Much depends both on what’s in the box, and what’s outside it. An appliance may capitalise on the simplicity of its management layer, which enables and means to get a lot done with little effort. But in many data centres that already have their own management layer, that may be a moot point. In fact, they may want more visibility into the box than an appliance’s management API can provide.

This highlights one of the underlying complexities of the database appliance market: vendors take different approaches to the architectural designs of their products. For example, Oracle’s database appliance is known to be “hard-wired”, in the sense that it is a hermetically sealed stack, lovingly tweaked to squeeze as much performance out of the components therein as possible. It is not designed to be broken up in any way.

Other appliances – from companies such as HP, Dell or SAP – don’t have the same level of hard-wiring, although they offer the same kinds of benefits in terms of convenience and simplicity. “The difference with those things is that you can actually break them up if you want to, because they are based on standard components, but you have the advantage that they are preconfigured,” Vile says.

The level of engineering in the box will dictate the level of performance you get, but there’s always a price trade-off. You’re paying for that convenience. 451’s Stamper says there’s a ceiling for performance in these appliances.

“While the appliance vendors will be more than happy to sell ever-larger appliances, that obviously comes at a cost,” he explains. “This is one of the reasons that many companies attempt to keep some of their data in a cheaper platform – most commonly Hadoop – in order to keep as much capacity on the appliance free as they can, and delay an expensive upgrade to a larger appliance.”

Sizing the workload

Part of the problem with a database appliance is that workloads don’t always stay the same. Computing demand tends to peak in relation to business demand, which can make it difficult to make full use of the power in an appliance, or conversely, may lead to situations in which demand exceeds the capability of the box.

For this reason, businesses interested in a database appliance might want to consider purchasing models that go beyond simple capex. With its database appliance, Oracle offers a pay-as-you-grow software licensing option, which lets them turn on processor cores on demand, without needing to upgrade the hardware. That can help solve the scalability problem for small to mid-sized businesses that may be on a high growth path.

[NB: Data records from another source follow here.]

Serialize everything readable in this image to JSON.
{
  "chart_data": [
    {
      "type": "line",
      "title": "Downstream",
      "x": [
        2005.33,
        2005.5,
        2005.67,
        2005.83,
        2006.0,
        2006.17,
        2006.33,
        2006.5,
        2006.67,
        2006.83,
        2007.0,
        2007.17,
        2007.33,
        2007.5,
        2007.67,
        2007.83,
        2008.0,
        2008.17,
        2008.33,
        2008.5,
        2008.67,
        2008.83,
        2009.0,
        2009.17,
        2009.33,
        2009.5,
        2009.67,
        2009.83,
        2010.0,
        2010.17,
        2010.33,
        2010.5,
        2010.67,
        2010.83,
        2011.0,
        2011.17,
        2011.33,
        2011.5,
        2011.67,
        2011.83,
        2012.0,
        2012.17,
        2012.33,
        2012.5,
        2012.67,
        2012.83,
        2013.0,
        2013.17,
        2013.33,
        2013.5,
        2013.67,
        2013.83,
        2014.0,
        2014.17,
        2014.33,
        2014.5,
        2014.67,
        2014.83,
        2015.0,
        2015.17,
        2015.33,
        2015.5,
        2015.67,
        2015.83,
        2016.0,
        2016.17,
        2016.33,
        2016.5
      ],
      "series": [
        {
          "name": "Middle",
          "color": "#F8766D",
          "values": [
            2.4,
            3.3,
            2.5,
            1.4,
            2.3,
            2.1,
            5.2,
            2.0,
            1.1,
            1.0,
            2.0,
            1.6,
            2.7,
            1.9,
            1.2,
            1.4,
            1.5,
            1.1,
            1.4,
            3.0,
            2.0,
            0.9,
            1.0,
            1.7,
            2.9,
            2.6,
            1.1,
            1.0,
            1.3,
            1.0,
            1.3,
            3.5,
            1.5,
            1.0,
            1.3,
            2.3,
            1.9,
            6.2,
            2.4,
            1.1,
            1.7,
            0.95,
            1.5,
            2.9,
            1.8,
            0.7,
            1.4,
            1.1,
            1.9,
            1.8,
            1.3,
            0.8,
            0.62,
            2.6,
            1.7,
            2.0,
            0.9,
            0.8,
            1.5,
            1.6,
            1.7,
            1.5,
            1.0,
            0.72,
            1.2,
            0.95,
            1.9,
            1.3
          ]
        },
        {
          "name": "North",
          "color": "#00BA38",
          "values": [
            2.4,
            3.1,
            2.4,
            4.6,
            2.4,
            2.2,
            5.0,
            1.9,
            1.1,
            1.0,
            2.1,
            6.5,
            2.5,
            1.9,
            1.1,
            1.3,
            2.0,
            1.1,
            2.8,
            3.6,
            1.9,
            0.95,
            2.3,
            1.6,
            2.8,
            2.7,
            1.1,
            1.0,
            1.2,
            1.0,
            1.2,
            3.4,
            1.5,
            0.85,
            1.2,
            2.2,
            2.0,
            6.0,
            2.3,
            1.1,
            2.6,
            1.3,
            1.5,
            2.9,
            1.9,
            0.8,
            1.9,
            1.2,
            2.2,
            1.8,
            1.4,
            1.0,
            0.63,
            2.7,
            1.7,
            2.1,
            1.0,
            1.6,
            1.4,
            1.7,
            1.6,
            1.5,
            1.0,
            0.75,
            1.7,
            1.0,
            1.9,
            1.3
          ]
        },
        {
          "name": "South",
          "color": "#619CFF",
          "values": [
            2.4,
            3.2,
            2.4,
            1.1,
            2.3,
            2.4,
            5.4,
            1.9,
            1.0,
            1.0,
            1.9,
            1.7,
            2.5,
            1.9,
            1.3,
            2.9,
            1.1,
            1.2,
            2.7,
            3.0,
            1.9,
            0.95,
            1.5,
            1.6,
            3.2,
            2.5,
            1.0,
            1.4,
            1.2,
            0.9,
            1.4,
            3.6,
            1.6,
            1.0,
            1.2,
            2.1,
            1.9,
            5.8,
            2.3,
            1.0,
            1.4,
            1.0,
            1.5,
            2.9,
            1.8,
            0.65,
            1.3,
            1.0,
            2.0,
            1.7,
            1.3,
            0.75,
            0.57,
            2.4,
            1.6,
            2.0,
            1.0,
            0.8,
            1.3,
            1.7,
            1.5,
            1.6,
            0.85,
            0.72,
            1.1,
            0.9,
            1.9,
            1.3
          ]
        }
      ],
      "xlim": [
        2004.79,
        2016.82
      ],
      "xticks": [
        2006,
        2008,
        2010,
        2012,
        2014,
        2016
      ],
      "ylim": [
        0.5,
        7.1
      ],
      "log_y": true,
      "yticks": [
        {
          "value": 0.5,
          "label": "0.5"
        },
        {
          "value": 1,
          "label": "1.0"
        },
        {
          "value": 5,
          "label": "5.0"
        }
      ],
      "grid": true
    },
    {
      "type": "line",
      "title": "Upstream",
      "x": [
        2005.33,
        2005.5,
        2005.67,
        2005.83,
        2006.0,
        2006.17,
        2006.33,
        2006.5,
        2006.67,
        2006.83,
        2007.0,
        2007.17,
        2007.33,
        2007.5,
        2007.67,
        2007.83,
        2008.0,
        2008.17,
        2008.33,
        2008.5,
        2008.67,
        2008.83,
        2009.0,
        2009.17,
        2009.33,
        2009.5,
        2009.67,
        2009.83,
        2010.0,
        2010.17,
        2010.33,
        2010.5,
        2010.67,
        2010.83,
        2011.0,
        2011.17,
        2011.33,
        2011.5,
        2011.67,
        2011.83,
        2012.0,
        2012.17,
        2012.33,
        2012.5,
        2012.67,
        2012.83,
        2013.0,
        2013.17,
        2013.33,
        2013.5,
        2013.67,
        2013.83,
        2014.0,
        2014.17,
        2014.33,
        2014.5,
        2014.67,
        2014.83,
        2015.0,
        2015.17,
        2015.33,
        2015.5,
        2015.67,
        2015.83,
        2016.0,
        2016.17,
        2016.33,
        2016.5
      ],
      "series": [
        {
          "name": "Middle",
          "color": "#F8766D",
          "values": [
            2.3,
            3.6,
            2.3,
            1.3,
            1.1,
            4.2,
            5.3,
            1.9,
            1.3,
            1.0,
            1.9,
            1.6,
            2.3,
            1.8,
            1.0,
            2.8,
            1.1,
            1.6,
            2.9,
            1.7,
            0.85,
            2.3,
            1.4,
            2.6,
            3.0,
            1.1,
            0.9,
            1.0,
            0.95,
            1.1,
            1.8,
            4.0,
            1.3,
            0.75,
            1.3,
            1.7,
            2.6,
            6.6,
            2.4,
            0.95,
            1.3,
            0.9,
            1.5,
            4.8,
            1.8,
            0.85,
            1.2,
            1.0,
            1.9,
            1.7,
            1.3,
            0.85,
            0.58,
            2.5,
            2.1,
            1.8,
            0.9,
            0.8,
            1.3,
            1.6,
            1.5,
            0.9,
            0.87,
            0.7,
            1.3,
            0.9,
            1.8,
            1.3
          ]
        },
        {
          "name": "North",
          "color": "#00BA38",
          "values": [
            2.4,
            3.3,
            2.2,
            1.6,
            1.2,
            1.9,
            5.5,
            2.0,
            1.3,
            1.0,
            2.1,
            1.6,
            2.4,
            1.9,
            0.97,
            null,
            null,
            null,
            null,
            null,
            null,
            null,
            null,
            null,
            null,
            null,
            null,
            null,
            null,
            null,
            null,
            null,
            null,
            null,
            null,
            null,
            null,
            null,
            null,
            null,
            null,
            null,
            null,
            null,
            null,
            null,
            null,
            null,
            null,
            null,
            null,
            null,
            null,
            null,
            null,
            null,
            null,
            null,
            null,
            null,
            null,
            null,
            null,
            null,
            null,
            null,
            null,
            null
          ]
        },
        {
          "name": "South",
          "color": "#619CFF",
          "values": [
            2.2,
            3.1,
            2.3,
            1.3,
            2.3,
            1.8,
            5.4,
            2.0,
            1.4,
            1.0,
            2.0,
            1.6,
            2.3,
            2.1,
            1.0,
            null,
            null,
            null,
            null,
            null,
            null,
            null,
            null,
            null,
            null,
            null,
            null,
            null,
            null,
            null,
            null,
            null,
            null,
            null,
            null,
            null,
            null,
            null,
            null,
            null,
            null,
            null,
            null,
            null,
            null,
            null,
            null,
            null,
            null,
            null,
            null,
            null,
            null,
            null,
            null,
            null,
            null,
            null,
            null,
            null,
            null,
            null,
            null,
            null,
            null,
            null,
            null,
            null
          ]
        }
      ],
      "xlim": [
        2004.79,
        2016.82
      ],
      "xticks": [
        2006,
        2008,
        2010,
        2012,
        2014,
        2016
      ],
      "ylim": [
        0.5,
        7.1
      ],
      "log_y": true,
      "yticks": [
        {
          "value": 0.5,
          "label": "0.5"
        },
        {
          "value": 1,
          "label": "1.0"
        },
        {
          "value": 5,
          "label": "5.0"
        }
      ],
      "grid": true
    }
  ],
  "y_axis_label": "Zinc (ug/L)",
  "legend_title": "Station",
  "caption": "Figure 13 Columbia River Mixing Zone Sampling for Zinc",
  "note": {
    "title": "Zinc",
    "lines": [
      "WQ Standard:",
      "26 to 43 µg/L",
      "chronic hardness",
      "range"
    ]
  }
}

Whether they’re tightly bound, or simply a collection of parts preconfigured to save an IT team the hassle, database appliances still have a common issue: they’re usually siloed. This can make it harder for a database appliance to be integrated with a broader infrastructure. A database appliance may be excellent and provisioning storage for a testing environment, for example, but all of the storage is still located in or attached directly to that box. The management layer rarely sees beyond that storage into the broader ecosystem.

Moreover, the database appliance is a single-function box that will only ever do database work, suggesting that this seems like an artificial place to stop.

“Why would you stop at the database? Look at an IBM PureSystem or any of the preconfigured cloud-in-a-box type offerings that any of the vendors have, and they give you a whole VMware layer or HyperV layer, so you’re dealing with everything up the stack,” Vile says. “So database appliances to me still look pretty niche.”